Personally, I can only remember and recommend it as one of the best costume action-drama movies ever; so fun and spectacular as it is cruel and terrifying at the same time.
Der Samurai (2014)
If the previous movie seemed crazy, wait until you see the mysterious samurai in this small German production.
The story begins with Jakob, a shy young policeman from a small village surrounded by woods in the heart of Germany.
In this remote place, Jakob has few job opportunities except to guard against animal attacks, fine drunks, and some bullying bikers who annoy the locals.
Everything changes one night when a strange blond-haired fellow wearing a long white woman’s dress appears.
This mysterious figure begins walking in the shadows, wielding a samurai katana and spreading terror among the villagers.

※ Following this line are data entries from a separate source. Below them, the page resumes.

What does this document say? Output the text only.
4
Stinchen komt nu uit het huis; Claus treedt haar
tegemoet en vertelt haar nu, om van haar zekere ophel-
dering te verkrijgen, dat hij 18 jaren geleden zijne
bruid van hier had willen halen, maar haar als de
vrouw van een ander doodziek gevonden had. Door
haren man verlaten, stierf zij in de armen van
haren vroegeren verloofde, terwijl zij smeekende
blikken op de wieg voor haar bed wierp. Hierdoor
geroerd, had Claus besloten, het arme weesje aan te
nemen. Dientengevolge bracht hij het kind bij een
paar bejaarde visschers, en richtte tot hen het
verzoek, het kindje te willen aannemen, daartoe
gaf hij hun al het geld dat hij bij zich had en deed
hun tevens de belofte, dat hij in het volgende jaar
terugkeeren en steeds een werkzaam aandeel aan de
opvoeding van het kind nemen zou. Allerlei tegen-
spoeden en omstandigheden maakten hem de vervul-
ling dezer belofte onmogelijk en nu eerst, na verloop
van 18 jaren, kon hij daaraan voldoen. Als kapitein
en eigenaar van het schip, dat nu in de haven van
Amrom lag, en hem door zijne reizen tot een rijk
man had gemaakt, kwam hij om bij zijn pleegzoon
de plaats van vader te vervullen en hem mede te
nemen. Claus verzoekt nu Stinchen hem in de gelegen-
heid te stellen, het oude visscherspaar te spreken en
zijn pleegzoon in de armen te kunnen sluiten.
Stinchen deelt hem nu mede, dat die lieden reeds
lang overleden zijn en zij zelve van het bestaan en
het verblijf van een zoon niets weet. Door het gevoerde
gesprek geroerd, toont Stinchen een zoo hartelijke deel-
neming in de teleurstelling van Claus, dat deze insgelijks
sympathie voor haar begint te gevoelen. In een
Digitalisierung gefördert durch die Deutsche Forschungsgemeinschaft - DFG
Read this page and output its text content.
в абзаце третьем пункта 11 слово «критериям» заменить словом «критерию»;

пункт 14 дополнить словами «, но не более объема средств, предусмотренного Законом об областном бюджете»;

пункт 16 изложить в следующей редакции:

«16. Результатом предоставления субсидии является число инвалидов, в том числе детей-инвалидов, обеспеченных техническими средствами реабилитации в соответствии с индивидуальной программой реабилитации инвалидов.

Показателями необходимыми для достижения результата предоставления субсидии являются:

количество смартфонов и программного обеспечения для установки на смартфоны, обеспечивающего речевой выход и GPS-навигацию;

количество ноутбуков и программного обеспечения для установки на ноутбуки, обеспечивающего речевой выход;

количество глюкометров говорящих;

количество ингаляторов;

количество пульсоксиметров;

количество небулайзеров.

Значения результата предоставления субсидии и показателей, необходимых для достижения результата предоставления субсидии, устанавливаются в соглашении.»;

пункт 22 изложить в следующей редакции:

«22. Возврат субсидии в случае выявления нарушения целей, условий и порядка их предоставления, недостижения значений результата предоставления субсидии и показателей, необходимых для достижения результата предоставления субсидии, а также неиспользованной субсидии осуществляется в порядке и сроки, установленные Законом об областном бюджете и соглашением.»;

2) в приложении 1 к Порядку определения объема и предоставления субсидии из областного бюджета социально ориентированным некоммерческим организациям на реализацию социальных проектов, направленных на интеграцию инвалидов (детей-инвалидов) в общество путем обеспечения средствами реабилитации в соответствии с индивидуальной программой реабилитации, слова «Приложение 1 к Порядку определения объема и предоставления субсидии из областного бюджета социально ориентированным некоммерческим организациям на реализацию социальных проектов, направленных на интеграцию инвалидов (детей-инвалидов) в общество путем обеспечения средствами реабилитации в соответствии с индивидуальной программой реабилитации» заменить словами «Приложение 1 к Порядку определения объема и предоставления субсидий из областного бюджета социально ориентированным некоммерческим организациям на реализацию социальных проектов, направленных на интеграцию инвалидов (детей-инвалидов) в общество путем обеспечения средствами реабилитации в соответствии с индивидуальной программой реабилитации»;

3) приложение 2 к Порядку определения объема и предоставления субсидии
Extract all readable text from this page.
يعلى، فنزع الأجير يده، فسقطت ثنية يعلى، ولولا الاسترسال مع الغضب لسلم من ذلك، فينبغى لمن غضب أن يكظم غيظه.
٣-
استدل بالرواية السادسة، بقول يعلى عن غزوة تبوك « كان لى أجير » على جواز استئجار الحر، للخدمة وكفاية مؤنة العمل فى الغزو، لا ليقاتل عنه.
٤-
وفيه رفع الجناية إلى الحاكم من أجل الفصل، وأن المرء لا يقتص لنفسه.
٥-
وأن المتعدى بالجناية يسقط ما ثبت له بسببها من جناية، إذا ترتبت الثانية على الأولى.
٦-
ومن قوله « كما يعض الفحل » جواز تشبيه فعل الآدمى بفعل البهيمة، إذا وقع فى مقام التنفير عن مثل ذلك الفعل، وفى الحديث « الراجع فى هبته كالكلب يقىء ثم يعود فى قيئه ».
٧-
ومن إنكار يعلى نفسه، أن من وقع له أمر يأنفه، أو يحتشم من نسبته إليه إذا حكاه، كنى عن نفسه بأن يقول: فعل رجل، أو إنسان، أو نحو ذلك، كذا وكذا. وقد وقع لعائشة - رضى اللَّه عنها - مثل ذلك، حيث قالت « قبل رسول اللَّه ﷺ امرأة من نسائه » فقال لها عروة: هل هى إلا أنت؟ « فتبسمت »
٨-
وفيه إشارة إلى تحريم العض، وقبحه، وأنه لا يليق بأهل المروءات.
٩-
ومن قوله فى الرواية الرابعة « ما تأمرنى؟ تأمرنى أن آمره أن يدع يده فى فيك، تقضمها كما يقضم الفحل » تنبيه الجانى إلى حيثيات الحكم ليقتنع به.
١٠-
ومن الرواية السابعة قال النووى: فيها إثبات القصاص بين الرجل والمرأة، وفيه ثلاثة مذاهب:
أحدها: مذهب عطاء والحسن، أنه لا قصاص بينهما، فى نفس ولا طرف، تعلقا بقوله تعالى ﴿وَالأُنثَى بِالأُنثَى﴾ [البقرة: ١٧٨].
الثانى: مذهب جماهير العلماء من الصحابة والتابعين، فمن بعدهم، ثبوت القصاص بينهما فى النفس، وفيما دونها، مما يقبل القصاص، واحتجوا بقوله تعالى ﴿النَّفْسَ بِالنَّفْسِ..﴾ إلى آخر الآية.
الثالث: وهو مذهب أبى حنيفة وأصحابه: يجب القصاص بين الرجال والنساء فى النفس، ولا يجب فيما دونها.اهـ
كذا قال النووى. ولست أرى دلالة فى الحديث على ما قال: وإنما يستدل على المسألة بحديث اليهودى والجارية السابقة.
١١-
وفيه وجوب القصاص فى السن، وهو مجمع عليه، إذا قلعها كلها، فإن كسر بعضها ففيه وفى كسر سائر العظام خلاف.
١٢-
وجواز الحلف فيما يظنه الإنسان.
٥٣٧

No one knows his identity or real intentions, making all attempts to stop him futile.
The situation becomes even more dramatic when Jakob even begins doubting if he is human, going so far as to fear that he is the concrete manifestation of his darkest nightmares.
Despite his young age, Till Kleinert shows a good imagination in directing and writing this bizarre low-budget psychological horror movie.
The plot focuses mainly on the relationship between the young policeman, played by Michel Diercks, and the mysterious samurai with the eerie androgynous face of Pit Bukowski.
As for the rest of the cast, however, is employed as part of the scenario to bring out the contrast between these two characters.
Despite some narratively less effective moments and questionable choices, the feeling of danger and the surreal atmosphere make the movie reach surprisingly high levels.
Kleinert masterfully uses the opposites between the modern urban world and the ancient darkness of the woods to recount a dark fable with a perfect conclusion, albeit without any explanation.